Levantando a bola para a elegância
Em meio à infestação de reclamações compulsivas e grosserias no futebol, vôlei feminino reguarda valores como empatia, respeito e cordialidade
							Elegância. Nenhuma virtude foi tão exaltada quanto a elegância no adeus ao estilista Giorgio Armani. O astro da alta costura a desfilava nas criações, nos negócios, na vida. Oportuna inspiração para espanar a epidemia de asperezas.
Nelas se inclui a escalada de reclamações compulsórias e grosserias que contaminam o nosso futebol. Infestam o gramado, a beira do campo, a entrevista coletiva.
Atletas e treinadores as cometem com a naturalidade e a frequência de quem bebe um copo d’água. Parecem confundi-las com folclore. Talvez por isso as repitam sem pudor, como galos numa rinha constante. Exageram.
Da barbeiragem do juiz à pergunta do repórter, tudo vira tetra. Qualquer dia sobra até pro par ou ímpar.
Sob aplauso do algoritmo, marmanjos temperamentais degradam o espetáculo, a civilidade, o simbolismo esportivo. Renegam o compromisso profissional com a cordialidade, com o fair-play.

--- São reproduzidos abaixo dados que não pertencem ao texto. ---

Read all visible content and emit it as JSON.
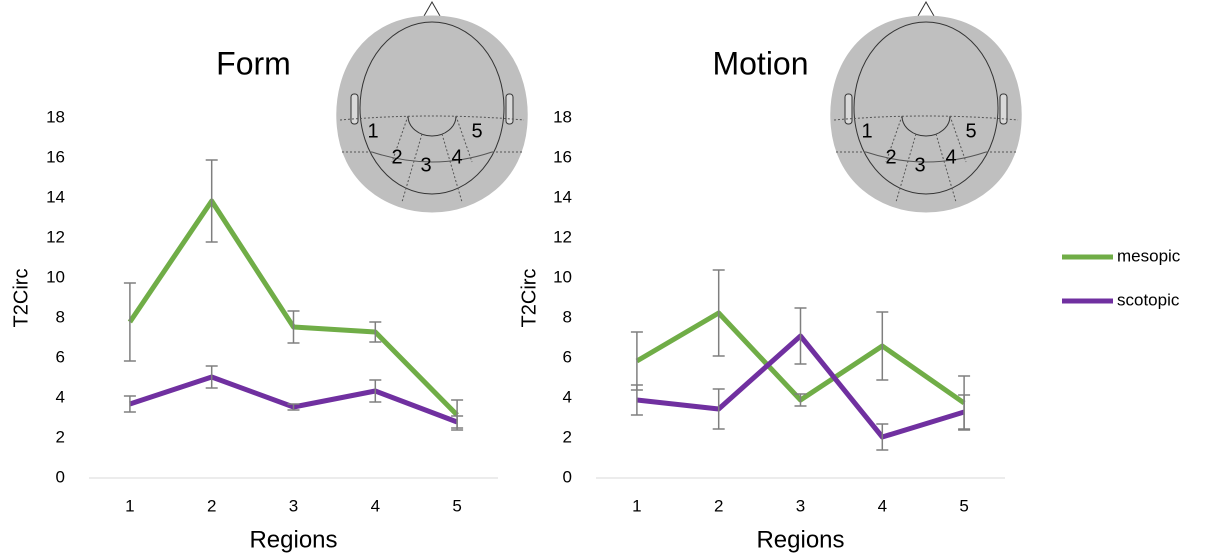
{
  "chart_data": [
    {
      "type": "line",
      "title": "Form",
      "x_label": "Regions",
      "y_label": "T2Circ",
      "categories": [
        "1",
        "2",
        "3",
        "4",
        "5"
      ],
      "region_labels": [
        "1",
        "2",
        "3",
        "4",
        "5"
      ],
      "ylim": [
        0,
        18
      ],
      "yticks": [
        0,
        2,
        4,
        6,
        8,
        10,
        12,
        14,
        16,
        18
      ],
      "series": [
        {
          "name": "mesopic",
          "color": "#70ad47",
          "values": [
            7.8,
            13.85,
            7.55,
            7.3,
            3.15
          ],
          "errors": [
            1.95,
            2.05,
            0.8,
            0.5,
            0.75
          ]
        },
        {
          "name": "scotopic",
          "color": "#7030a0",
          "values": [
            3.7,
            5.05,
            3.55,
            4.35,
            2.8
          ],
          "errors": [
            0.4,
            0.55,
            0.15,
            0.55,
            0.3
          ]
        }
      ]
    },
    {
      "type": "line",
      "title": "Motion",
      "x_label": "Regions",
      "y_label": "T2Circ",
      "categories": [
        "1",
        "2",
        "3",
        "4",
        "5"
      ],
      "region_labels": [
        "1",
        "2",
        "3",
        "4",
        "5"
      ],
      "ylim": [
        0,
        18
      ],
      "yticks": [
        0,
        2,
        4,
        6,
        8,
        10,
        12,
        14,
        16,
        18
      ],
      "series": [
        {
          "name": "mesopic",
          "color": "#70ad47",
          "values": [
            5.85,
            8.25,
            3.9,
            6.6,
            3.75
          ],
          "errors": [
            1.45,
            2.15,
            0.3,
            1.7,
            1.35
          ]
        },
        {
          "name": "scotopic",
          "color": "#7030a0",
          "values": [
            3.9,
            3.45,
            7.1,
            2.05,
            3.3
          ],
          "errors": [
            0.75,
            1.0,
            1.4,
            0.65,
            0.85
          ]
        }
      ]
    }
  ]
}
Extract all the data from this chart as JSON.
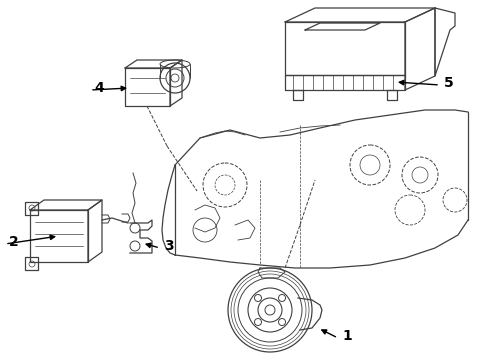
{
  "bg_color": "#ffffff",
  "line_color": "#404040",
  "label_color": "#000000",
  "figsize": [
    4.9,
    3.6
  ],
  "dpi": 100,
  "label_fontsize": 10,
  "label_fontweight": "bold"
}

Sabotam atributos historicamente conferidos ao esporte, importantes tanto à formação social quanto à captação de patrocinadores. Nenhum investidor topa associar sua imagem à falta de compostura, mesmo num universo povoado de tensões e excitações.
Seria aconselhável, aos reclamões compulsivos, seguirem uma velha receita das peladas: falar menos, jogar mais. Precisamos, como nunca, falar menos e jogar mais.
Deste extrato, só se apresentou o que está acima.